Originally Posted by amandachenee
I'm super tired and I've been feeling icky the past couple of days. Obviously it's too early to be feeling any symptoms of pregnancy, but a few of my friends (the few that know) think that's why I'm feeling less-than-stellar.

Any moms out there - how long did it take you to 'feel' pregnant???


at about 8 weeks is when I found out I was pregnant. The only reason was because I was having these vicious cramping pains and had no clue. Took a test so when the doc asked I could say, "yes, and I'm not pregnant". Came back positive. In hindsight, I'd been feeling sleepy, but I'd chalked that up to the new job and 60 hour work weeks. Been feeling pukey, but I figured that was because of the lack of sleep and stress from the new job.

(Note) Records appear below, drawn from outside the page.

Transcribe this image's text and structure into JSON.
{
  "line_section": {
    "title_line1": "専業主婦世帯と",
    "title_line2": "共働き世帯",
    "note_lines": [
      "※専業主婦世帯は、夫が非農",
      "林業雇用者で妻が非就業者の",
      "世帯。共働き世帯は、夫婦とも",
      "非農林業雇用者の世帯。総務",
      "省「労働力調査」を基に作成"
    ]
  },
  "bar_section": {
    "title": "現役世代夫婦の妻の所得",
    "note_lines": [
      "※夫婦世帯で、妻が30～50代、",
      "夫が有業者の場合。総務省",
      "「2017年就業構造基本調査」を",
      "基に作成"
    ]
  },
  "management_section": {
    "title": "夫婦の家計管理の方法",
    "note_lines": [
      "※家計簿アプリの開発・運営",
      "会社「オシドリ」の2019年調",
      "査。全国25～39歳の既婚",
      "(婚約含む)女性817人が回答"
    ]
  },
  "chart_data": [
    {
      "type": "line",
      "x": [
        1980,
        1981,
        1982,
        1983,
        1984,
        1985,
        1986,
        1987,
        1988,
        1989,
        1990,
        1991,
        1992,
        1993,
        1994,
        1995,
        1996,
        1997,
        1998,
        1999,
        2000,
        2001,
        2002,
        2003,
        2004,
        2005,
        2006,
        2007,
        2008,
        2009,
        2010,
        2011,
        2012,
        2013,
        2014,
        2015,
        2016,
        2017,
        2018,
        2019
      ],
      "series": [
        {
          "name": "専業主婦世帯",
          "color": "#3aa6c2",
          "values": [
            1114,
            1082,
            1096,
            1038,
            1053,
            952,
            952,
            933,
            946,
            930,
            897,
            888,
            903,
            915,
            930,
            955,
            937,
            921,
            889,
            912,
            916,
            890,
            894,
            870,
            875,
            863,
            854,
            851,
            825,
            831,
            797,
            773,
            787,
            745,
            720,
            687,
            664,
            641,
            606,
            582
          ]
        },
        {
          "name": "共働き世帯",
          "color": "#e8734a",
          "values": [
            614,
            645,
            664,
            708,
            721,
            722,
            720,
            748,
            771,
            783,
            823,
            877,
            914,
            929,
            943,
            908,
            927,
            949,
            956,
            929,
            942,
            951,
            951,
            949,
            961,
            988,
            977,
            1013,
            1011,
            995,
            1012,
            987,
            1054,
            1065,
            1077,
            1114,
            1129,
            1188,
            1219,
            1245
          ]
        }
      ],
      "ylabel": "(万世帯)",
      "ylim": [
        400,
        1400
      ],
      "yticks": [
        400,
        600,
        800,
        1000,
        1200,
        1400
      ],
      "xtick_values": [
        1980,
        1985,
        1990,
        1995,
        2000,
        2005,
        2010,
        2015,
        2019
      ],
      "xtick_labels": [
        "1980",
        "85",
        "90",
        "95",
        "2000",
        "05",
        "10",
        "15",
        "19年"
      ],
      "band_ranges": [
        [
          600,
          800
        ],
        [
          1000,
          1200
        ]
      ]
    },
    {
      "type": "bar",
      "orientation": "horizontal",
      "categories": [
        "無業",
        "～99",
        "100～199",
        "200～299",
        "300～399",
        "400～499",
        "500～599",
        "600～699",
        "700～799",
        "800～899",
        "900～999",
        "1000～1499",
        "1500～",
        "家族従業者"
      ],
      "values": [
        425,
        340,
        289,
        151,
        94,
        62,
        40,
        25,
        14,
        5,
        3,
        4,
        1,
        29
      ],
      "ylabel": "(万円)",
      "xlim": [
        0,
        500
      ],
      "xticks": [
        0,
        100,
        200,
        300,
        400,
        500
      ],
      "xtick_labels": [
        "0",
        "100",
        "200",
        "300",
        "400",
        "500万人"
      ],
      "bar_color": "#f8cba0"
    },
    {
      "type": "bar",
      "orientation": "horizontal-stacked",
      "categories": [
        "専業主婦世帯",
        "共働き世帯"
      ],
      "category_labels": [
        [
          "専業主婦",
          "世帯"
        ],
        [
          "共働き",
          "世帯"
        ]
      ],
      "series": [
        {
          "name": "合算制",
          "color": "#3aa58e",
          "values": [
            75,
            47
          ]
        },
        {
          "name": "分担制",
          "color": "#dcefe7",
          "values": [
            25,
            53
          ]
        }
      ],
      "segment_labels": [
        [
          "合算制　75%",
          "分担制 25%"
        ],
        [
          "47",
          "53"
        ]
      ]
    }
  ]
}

I didn't FEEL pregnant until I couldn't eat certain foods anymore because the smell made me vomit.

It's different with everyone. Some people pretty much continue life as normal- don't have food aversions or nausea. Most of us aren't that lucky.

However, you can kind of con your body into thinking it's pregnant by mentally focusing on it all the time. I'd wait until your period is a week late. Remember that stressing over it can cause you to be late though.

*crosses fingers for you* :)

*Nikki* 04-15-2007 02:11 PM

I thought DS=Dear Son not Dear Spouse at least that is what it means on the parenting BB I frequent.

Anyhow, it took me like once or twice having sex to get pregnant. I just looked at the calendar and counted 14 days forward from my last cycle end and had some sex and BOOM there it was.
I remember around the time I was supposed to get my next period, I had cramps for many days but no period. That was when the implantation was occuring.

Redlemon 04-16-2007 06:17 AM

Quote:

Originally Posted by Cynthetiq
someone TTSLRNTTC for 22 years and successful at it. :thumbsup:

"So, do you two have children?"
"No, but we've been practicing real hard."

And back on-topic, if you are science-minded, my wife was a big fan of "Taking Charge of Your Fertility: The Definitive Guide to Natural Birth Control, Pregnancy Achievement, and Reproductive Health", by Toni Weschler.